Я видела сквозь слезы эти простодушные, любящие лица, слышала искренние пожелания «доброй панночке» и, боясь сама разрыдаться навзрыд, поспешно села в бричку с мамой и Васей.
Минута, другая, взмах кнута – и родимый хутор, тонувший в целой роще фруктовых деревьев, исчез из виду. Потянулись поля, поля бесконечные, милые, родные поля близкой моему сердцу Украины. А день, сухой, солнечный, улыбался мне голубым небом, как бы прощаясь со мной…
На станции меня ждала наша соседка по хуторам, бывшая институтка, взявшая на себя обязанность отвезти меня в тот самый институт, в котором она когда-то воспитывалась.
Недолго пришлось мне побыть с моими родными в ожидании поезда. Скоро подползло ненавистное чудовище, увозившее меня от них. Я не плакала. Что-то тяжелое давило мне грудь и клокотало в горле, когда мама дрожащими руками перекрестила меня и, благословив снятым с себя образком, повесила его мне на шею.
Я крепко обняла дорогую маму, прижалась к ней. Горячо целуя ее худенькие, бледные щеки, ее ясные, как у ребенка, синие глаза, полные слез, я обещала ей шепотом:
– Мамуля, я буду хорошо учиться, ты не беспокойся.

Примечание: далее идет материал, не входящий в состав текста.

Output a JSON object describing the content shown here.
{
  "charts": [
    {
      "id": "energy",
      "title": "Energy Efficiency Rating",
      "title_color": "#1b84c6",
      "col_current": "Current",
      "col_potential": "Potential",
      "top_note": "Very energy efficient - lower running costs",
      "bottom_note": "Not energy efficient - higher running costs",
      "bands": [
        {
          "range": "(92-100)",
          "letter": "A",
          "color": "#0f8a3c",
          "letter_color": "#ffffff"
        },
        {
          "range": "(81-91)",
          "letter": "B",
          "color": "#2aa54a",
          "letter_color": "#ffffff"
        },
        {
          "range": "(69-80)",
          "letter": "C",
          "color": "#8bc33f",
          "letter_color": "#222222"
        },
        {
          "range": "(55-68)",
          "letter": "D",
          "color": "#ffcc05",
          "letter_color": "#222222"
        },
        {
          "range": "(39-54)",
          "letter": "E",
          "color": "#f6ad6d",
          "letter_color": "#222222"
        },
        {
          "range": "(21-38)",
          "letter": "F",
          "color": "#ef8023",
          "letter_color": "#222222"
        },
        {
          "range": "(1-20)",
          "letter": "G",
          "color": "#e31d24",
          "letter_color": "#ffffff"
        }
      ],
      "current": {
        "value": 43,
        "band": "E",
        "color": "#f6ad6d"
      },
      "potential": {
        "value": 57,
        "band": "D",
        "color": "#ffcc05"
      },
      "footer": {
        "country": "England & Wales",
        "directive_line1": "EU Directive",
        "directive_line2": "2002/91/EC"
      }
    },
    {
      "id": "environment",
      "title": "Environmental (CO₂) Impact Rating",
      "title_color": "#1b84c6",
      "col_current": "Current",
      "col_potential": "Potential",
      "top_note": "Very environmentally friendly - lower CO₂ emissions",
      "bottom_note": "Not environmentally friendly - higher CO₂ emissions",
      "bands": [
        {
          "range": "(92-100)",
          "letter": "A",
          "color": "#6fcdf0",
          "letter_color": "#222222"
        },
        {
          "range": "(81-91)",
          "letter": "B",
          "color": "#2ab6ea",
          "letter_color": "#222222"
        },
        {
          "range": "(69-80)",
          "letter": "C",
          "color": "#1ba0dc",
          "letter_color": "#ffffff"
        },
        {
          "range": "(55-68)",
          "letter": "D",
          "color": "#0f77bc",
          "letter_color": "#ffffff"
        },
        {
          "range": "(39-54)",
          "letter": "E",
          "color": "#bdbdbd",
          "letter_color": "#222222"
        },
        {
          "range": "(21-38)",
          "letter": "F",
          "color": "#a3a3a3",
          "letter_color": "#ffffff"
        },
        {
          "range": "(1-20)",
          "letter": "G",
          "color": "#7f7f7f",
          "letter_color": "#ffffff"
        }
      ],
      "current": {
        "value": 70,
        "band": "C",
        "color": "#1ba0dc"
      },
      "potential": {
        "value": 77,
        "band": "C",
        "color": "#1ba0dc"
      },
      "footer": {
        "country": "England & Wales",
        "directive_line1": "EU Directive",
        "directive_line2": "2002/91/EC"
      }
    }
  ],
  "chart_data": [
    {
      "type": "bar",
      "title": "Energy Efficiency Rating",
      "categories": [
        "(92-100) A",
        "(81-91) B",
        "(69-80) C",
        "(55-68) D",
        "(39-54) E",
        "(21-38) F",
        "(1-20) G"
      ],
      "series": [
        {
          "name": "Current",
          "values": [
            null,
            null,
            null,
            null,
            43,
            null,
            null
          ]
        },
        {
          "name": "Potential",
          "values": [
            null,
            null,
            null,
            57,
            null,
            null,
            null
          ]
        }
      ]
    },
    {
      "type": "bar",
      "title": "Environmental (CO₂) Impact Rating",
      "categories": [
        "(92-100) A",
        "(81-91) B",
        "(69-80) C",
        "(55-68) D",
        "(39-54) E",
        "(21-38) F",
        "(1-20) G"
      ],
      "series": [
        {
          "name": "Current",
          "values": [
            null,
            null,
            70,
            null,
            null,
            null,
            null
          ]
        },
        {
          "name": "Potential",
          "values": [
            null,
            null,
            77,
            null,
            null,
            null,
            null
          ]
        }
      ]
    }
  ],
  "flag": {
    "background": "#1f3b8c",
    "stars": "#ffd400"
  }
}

Потом мы обнялись с Васей, и я села в вагон.
Дорога от Полтавы до Петербурга мне показалась бесконечной.
Анна Фоминишна, моя попутчица, старалась всячески рассеять меня, рассказывая мне о Петербурге, об институте, в котором воспитывалась она сама и куда теперь везла меня. При этом она поминутно угощала меня пастилой, конфетами и яблоками, взятыми из дома. Но кусок не шел мне в горло. Лицо мамы, такое, каким я его видела на станции, не выходило из памяти, и мое сердце больно сжималось.
В Петербурге нас встретил невзрачный серенький день. Низкое небо грозило проливным дождем, когда мы сходили на платформу вокзала.
Наемная карета отвезла нас в большую мрачную гостиницу. Я видела из окна шумные улицы, громадные дома и беспрерывно снующую толпу, но мои мысли были далеко-далеко, под синим небом моей родной Украины, во фруктовом садике, подле мамочки, Васи, няни…
Глава II. Новые лица, новые впечатления
Было двенадцать часов дня, когда мы с Анной Фоминишной подъехали к большому красному зданию.
– Это вот и есть институт, – сказала мне спутница, заставив дрогнуть мое и без того бившееся сердце.
Еще больше я обомлела, когда седой и строгий швейцар широко распахнул передо мной двери… Мы вошли в широкую и светлую комнату, называемую приемной.
– Новенькую-с привезли, доложить прикажете-с княгине-начальнице? – важно, с достоинством спросил швейцар Анну Фоминишну.
– Да, – ответила та, – попросите княгиню принять нас. – И она назвала свою фамилию.
Швейцар, неслышно ступая, прошел в следующую комнату, откуда тотчас же вышел, сказав нам:
– Княгиня просит, пожалуйте.
Небольшая, прекрасно обставленная мягкой мебелью, вся застланная коврами комната поразила меня своей роскошью. Громадные трюмо стояли между окнами, скрытыми до половины тяжелыми драпировками, по стенам висели картины в золоченых рамах. На этажерках и в хрустальных горках стояло множество прелестных хрупких вещиц. Мне, маленькой провинциалке, вся эта обстановка показалась чем-то сказочным.